All the GCC countries have collectively signed on the VAT framework agreement to implement a simpler and more unified Value Added Tax (VAT) in the Gulf region. The new tax system is expected to have a positive impact on the economic system to change the fiscal reform process. Even several foreign businesses and investors are also looking at the region with great future opportunities, interest, and promise. VAT rate will be fixed at 5% for most of the goods and services with the exception of those products/services that are tax-free.

Since essential basic items like food, education, health, etc, are likely to be VAT-exempted, it may have a positive impact on consumer spending. The low tax rate is also expected to have positive effects on the inflation. Under VAT, businesses will be responsible for collecting tax on behalf of the government, and the tax will be ultimately paid by the end consumer.

The UAE and other GCC countries have no indirect taxation, and after the implementation of VAT, there will be only one low rate VAT tax. This is definitely going to attract more international SME businesses towards the region since these countries are already famous for their business-friendly environment.

For now, there doesn’t seem to be clear provisions for VAT refunds for foreign tourists, which may negatively impact the huge number of tourists coming to the GCC from all over the world.

VAT benefits on Economy and Business

From the economic point of view, VAT is likely to do good for everyone involved. Apart from the additional tax revenue generation, it will promote international and interstate trades in the GCC region, thus creating a positive business environment in the area. This will further improve the infrastructure developments in various sectors like healthcare, education, housing, etc, thus increasing employment opportunities. SME businesses are likely to grow further because of Expo 2020 and other related business opportunities.
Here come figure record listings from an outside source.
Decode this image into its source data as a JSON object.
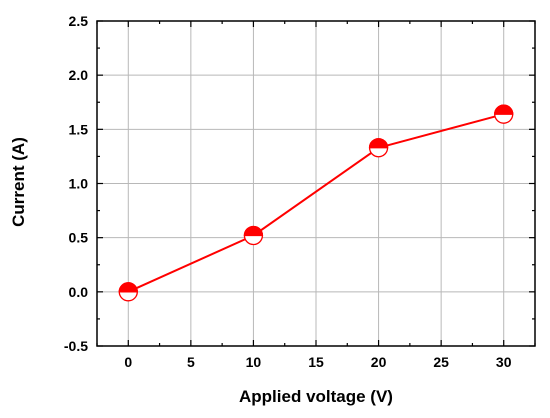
{
  "chart_data": {
    "type": "line",
    "title": "",
    "xlabel": "Applied voltage (V)",
    "ylabel": "Current (A)",
    "xlim": [
      -2.5,
      32.5
    ],
    "ylim": [
      -0.5,
      2.5
    ],
    "x_ticks": [
      0,
      5,
      10,
      15,
      20,
      25,
      30
    ],
    "y_ticks": [
      -0.5,
      0.0,
      0.5,
      1.0,
      1.5,
      2.0,
      2.5
    ],
    "x_tick_labels": [
      "0",
      "5",
      "10",
      "15",
      "20",
      "25",
      "30"
    ],
    "y_tick_labels": [
      "-0.5",
      "0.0",
      "0.5",
      "1.0",
      "1.5",
      "2.0",
      "2.5"
    ],
    "grid": true,
    "legend": "none",
    "series": [
      {
        "x": [
          0,
          10,
          20,
          30
        ],
        "y": [
          0.0,
          0.52,
          1.33,
          1.64
        ],
        "line_color": "#ff0000",
        "marker": "half-filled-circle",
        "marker_fill": "#ff0000",
        "marker_edge": "#ff0000"
      }
    ]
  }
}
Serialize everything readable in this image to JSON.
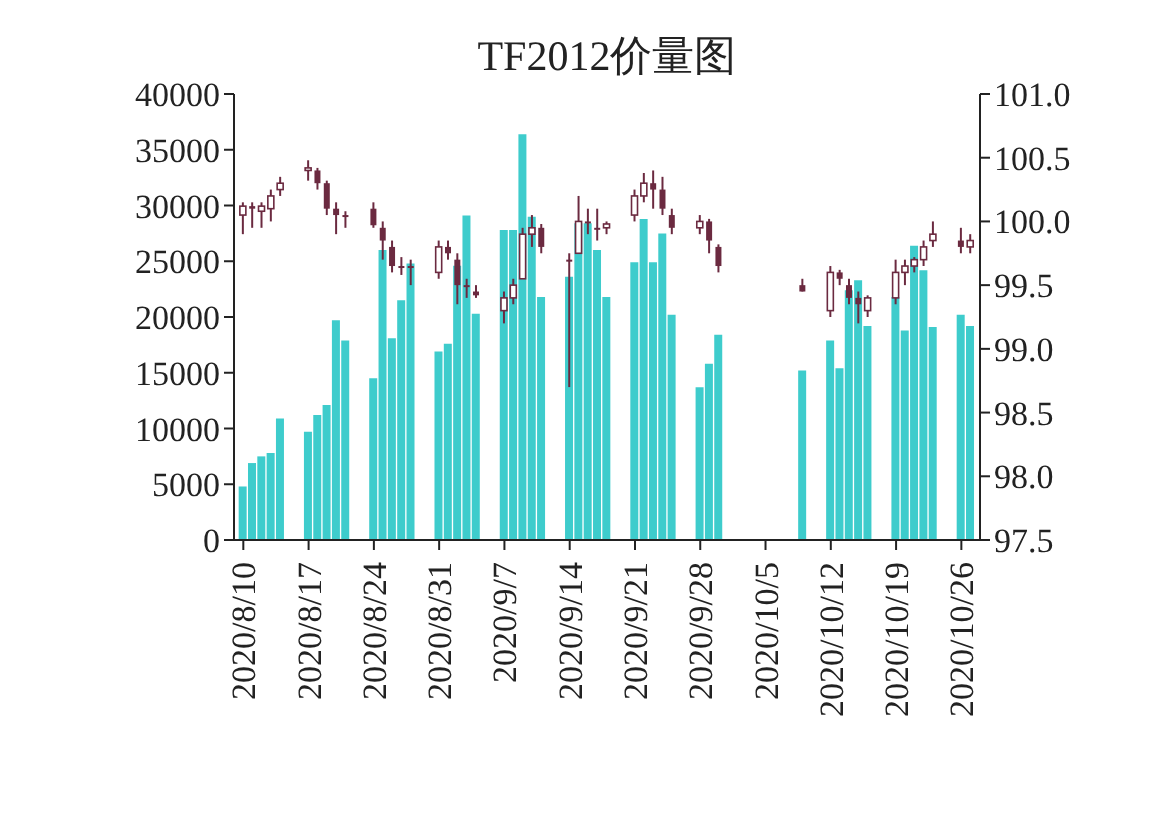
{
  "chart_data": {
    "type": "bar",
    "title": "TF2012价量图",
    "x": [
      "2020-08-10",
      "2020-08-11",
      "2020-08-12",
      "2020-08-13",
      "2020-08-14",
      "2020-08-17",
      "2020-08-18",
      "2020-08-19",
      "2020-08-20",
      "2020-08-21",
      "2020-08-24",
      "2020-08-25",
      "2020-08-26",
      "2020-08-27",
      "2020-08-28",
      "2020-08-31",
      "2020-09-01",
      "2020-09-02",
      "2020-09-03",
      "2020-09-04",
      "2020-09-07",
      "2020-09-08",
      "2020-09-09",
      "2020-09-10",
      "2020-09-11",
      "2020-09-14",
      "2020-09-15",
      "2020-09-16",
      "2020-09-17",
      "2020-09-18",
      "2020-09-21",
      "2020-09-22",
      "2020-09-23",
      "2020-09-24",
      "2020-09-25",
      "2020-09-28",
      "2020-09-29",
      "2020-09-30",
      "2020-10-09",
      "2020-10-12",
      "2020-10-13",
      "2020-10-14",
      "2020-10-15",
      "2020-10-16",
      "2020-10-19",
      "2020-10-20",
      "2020-10-21",
      "2020-10-22",
      "2020-10-23",
      "2020-10-26",
      "2020-10-27"
    ],
    "series": [
      {
        "type": "bar",
        "color": "#3ecccc",
        "values": [
          4800,
          6900,
          7500,
          7800,
          10900,
          9700,
          11200,
          12100,
          19700,
          17900,
          14500,
          26000,
          18100,
          21500,
          24800,
          16900,
          17600,
          24600,
          29100,
          20300,
          27800,
          27800,
          36400,
          29000,
          21800,
          23600,
          28400,
          28400,
          26000,
          21800,
          24900,
          28800,
          24900,
          27500,
          20200,
          13700,
          15800,
          18400,
          15200,
          17900,
          15400,
          22400,
          23300,
          19200,
          21800,
          18800,
          26400,
          24200,
          19100,
          20200,
          19200
        ]
      },
      {
        "type": "candlestick",
        "axis": "y2",
        "color": "#6b2a40",
        "ohlc": [
          [
            100.05,
            100.15,
            99.9,
            100.12
          ],
          [
            100.12,
            100.15,
            99.95,
            100.1
          ],
          [
            100.08,
            100.15,
            99.95,
            100.12
          ],
          [
            100.1,
            100.25,
            100.0,
            100.2
          ],
          [
            100.25,
            100.35,
            100.2,
            100.3
          ],
          [
            100.4,
            100.48,
            100.32,
            100.42
          ],
          [
            100.4,
            100.42,
            100.25,
            100.3
          ],
          [
            100.3,
            100.32,
            100.05,
            100.1
          ],
          [
            100.1,
            100.15,
            99.9,
            100.05
          ],
          [
            100.05,
            100.08,
            99.95,
            100.05
          ],
          [
            100.1,
            100.15,
            99.95,
            99.97
          ],
          [
            99.95,
            100.0,
            99.7,
            99.85
          ],
          [
            99.8,
            99.85,
            99.6,
            99.65
          ],
          [
            99.65,
            99.72,
            99.58,
            99.65
          ],
          [
            99.65,
            99.7,
            99.5,
            99.65
          ],
          [
            99.6,
            99.85,
            99.55,
            99.8
          ],
          [
            99.8,
            99.85,
            99.7,
            99.75
          ],
          [
            99.7,
            99.75,
            99.35,
            99.5
          ],
          [
            99.5,
            99.55,
            99.4,
            99.5
          ],
          [
            99.45,
            99.5,
            99.4,
            99.42
          ],
          [
            99.3,
            99.45,
            99.2,
            99.4
          ],
          [
            99.4,
            99.55,
            99.35,
            99.5
          ],
          [
            99.55,
            99.95,
            99.55,
            99.9
          ],
          [
            99.9,
            100.05,
            99.8,
            99.95
          ],
          [
            99.95,
            99.98,
            99.75,
            99.8
          ],
          [
            99.7,
            99.75,
            98.7,
            99.7
          ],
          [
            99.75,
            100.2,
            99.75,
            100.0
          ],
          [
            100.0,
            100.1,
            99.9,
            100.0
          ],
          [
            99.95,
            100.1,
            99.85,
            99.95
          ],
          [
            99.95,
            100.0,
            99.9,
            99.98
          ],
          [
            100.05,
            100.25,
            100.0,
            100.2
          ],
          [
            100.2,
            100.38,
            100.15,
            100.3
          ],
          [
            100.3,
            100.4,
            100.1,
            100.25
          ],
          [
            100.25,
            100.35,
            100.05,
            100.1
          ],
          [
            100.05,
            100.1,
            99.9,
            99.95
          ],
          [
            99.95,
            100.05,
            99.9,
            100.0
          ],
          [
            100.0,
            100.02,
            99.75,
            99.85
          ],
          [
            99.8,
            99.82,
            99.6,
            99.65
          ],
          [
            99.5,
            99.55,
            99.45,
            99.45
          ],
          [
            99.3,
            99.65,
            99.25,
            99.6
          ],
          [
            99.6,
            99.62,
            99.5,
            99.55
          ],
          [
            99.5,
            99.55,
            99.35,
            99.4
          ],
          [
            99.4,
            99.45,
            99.2,
            99.35
          ],
          [
            99.3,
            99.42,
            99.25,
            99.4
          ],
          [
            99.4,
            99.7,
            99.35,
            99.6
          ],
          [
            99.6,
            99.7,
            99.5,
            99.65
          ],
          [
            99.65,
            99.72,
            99.6,
            99.7
          ],
          [
            99.7,
            99.85,
            99.65,
            99.8
          ],
          [
            99.85,
            100.0,
            99.8,
            99.9
          ],
          [
            99.85,
            99.95,
            99.75,
            99.8
          ],
          [
            99.8,
            99.9,
            99.75,
            99.85
          ]
        ]
      }
    ],
    "xlim": [
      "2020-08-09T00:00",
      "2020-10-28T00:00"
    ],
    "xticks": [
      {
        "value": "2020-08-10",
        "label": "2020/8/10"
      },
      {
        "value": "2020-08-17",
        "label": "2020/8/17"
      },
      {
        "value": "2020-08-24",
        "label": "2020/8/24"
      },
      {
        "value": "2020-08-31",
        "label": "2020/8/31"
      },
      {
        "value": "2020-09-07",
        "label": "2020/9/7"
      },
      {
        "value": "2020-09-14",
        "label": "2020/9/14"
      },
      {
        "value": "2020-09-21",
        "label": "2020/9/21"
      },
      {
        "value": "2020-09-28",
        "label": "2020/9/28"
      },
      {
        "value": "2020-10-05",
        "label": "2020/10/5"
      },
      {
        "value": "2020-10-12",
        "label": "2020/10/12"
      },
      {
        "value": "2020-10-19",
        "label": "2020/10/19"
      },
      {
        "value": "2020-10-26",
        "label": "2020/10/26"
      }
    ],
    "ylim": [
      0,
      40000
    ],
    "yticks": [
      0,
      5000,
      10000,
      15000,
      20000,
      25000,
      30000,
      35000,
      40000
    ],
    "y2lim": [
      97.5,
      101
    ],
    "y2ticks": [
      97.5,
      {
        "value": 98,
        "label": "98.0"
      },
      98.5,
      {
        "value": 99,
        "label": "99.0"
      },
      99.5,
      {
        "value": 100,
        "label": "100.0"
      },
      100.5,
      {
        "value": 101,
        "label": "101.0"
      }
    ]
  }
}
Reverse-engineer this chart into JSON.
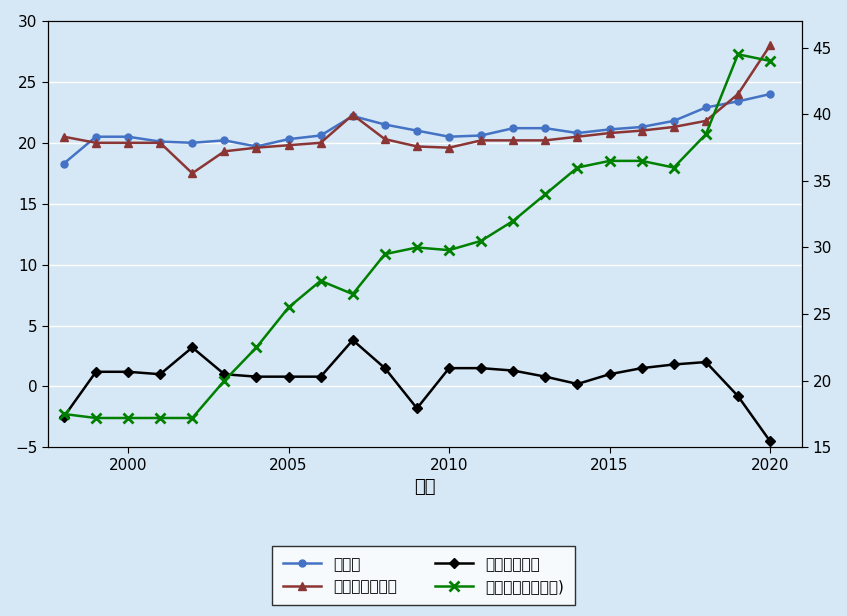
{
  "years": [
    1998,
    1999,
    2000,
    2001,
    2002,
    2003,
    2004,
    2005,
    2006,
    2007,
    2008,
    2009,
    2010,
    2011,
    2012,
    2013,
    2014,
    2015,
    2016,
    2017,
    2018,
    2019,
    2020
  ],
  "revenue": [
    18.3,
    20.5,
    20.5,
    20.1,
    20.0,
    20.2,
    19.7,
    20.3,
    20.6,
    22.2,
    21.5,
    21.0,
    20.5,
    20.6,
    21.2,
    21.2,
    20.8,
    21.1,
    21.3,
    21.8,
    22.9,
    23.4,
    24.0
  ],
  "expenditure": [
    20.5,
    20.0,
    20.0,
    20.0,
    17.5,
    19.3,
    19.6,
    19.8,
    20.0,
    22.3,
    20.3,
    19.7,
    19.6,
    20.2,
    20.2,
    20.2,
    20.5,
    20.8,
    21.0,
    21.3,
    21.8,
    24.0,
    28.0
  ],
  "balance": [
    -2.5,
    1.2,
    1.2,
    1.0,
    3.2,
    1.0,
    0.8,
    0.8,
    0.8,
    3.8,
    1.5,
    -1.8,
    1.5,
    1.5,
    1.3,
    0.8,
    0.2,
    1.0,
    1.5,
    1.8,
    2.0,
    -0.8,
    -4.5
  ],
  "debt_raw": [
    17.5,
    17.2,
    17.2,
    17.2,
    17.2,
    20.0,
    22.5,
    25.5,
    27.5,
    26.5,
    29.5,
    30.0,
    29.8,
    30.5,
    32.0,
    34.0,
    36.0,
    36.5,
    36.5,
    36.0,
    38.5,
    44.5,
    44.0
  ],
  "background_color": "#d6e8f5",
  "plot_bg_color": "#d6e8f5",
  "revenue_color": "#4472c4",
  "expenditure_color": "#8b3535",
  "balance_color": "#000000",
  "debt_color": "#008000",
  "ylim_left": [
    -5,
    30
  ],
  "ylim_right": [
    15,
    47
  ],
  "yticks_left": [
    -5,
    0,
    5,
    10,
    15,
    20,
    25,
    30
  ],
  "yticks_right": [
    15,
    20,
    25,
    30,
    35,
    40,
    45
  ],
  "xlim": [
    1997.5,
    2021.0
  ],
  "xticks": [
    2000,
    2005,
    2010,
    2015,
    2020
  ],
  "xlabel": "年次",
  "legend_labels": [
    "総歳入",
    "総歳出・純融資",
    "統合財政収支",
    "国家債務（右目盛)"
  ]
}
The government has not yet officially revealed any formal VAT rules and laws about its coverage, and businesses are still uncertain about the possible implications. Most SMEs are waiting for the official rules and laws to be revealed before they start preparing for the new tax system. After the release of VAT, businesses are likely to get four to five months to understand and accept VAT legislation properly. One problem with the proper VAT implementation is that most small businesses, shops, and traders are not used to maintaining records or account books which may create a serious VAT compliance challenge for these businesses and tax authorities. Businesses with revenue of $100,000 and more are obliged to register for tax under the VAT framework. Companies that are unable to understand or get familiar with the new VAT tax system are advised to outsource the task to professionals.

How to get more informed about VAT?

Businesses can use the official MOF (Ministry of Finance) website to know more about VAT and get regular updates. SMEs should start preparing and managing proper account books and statements. Sufficient guidance and help are available online to assist businesses who want to take preparation measures for VAT assessment. Companies, irrespective of their size, can seek professional help to prepare a transition plan. The official announcement of VAT rules and laws can be anytime soon, and businesses need to be ready to accept and implement it.

VAT non-compliance impacts

Non-compliance of any of VAT rules may result in missed Input VAT credit, penalties, fines, litigation, and even criminal proceedings in some cases. To ensure the smooth running of the business, it is essential for all GCC companies to plan timely and wisely.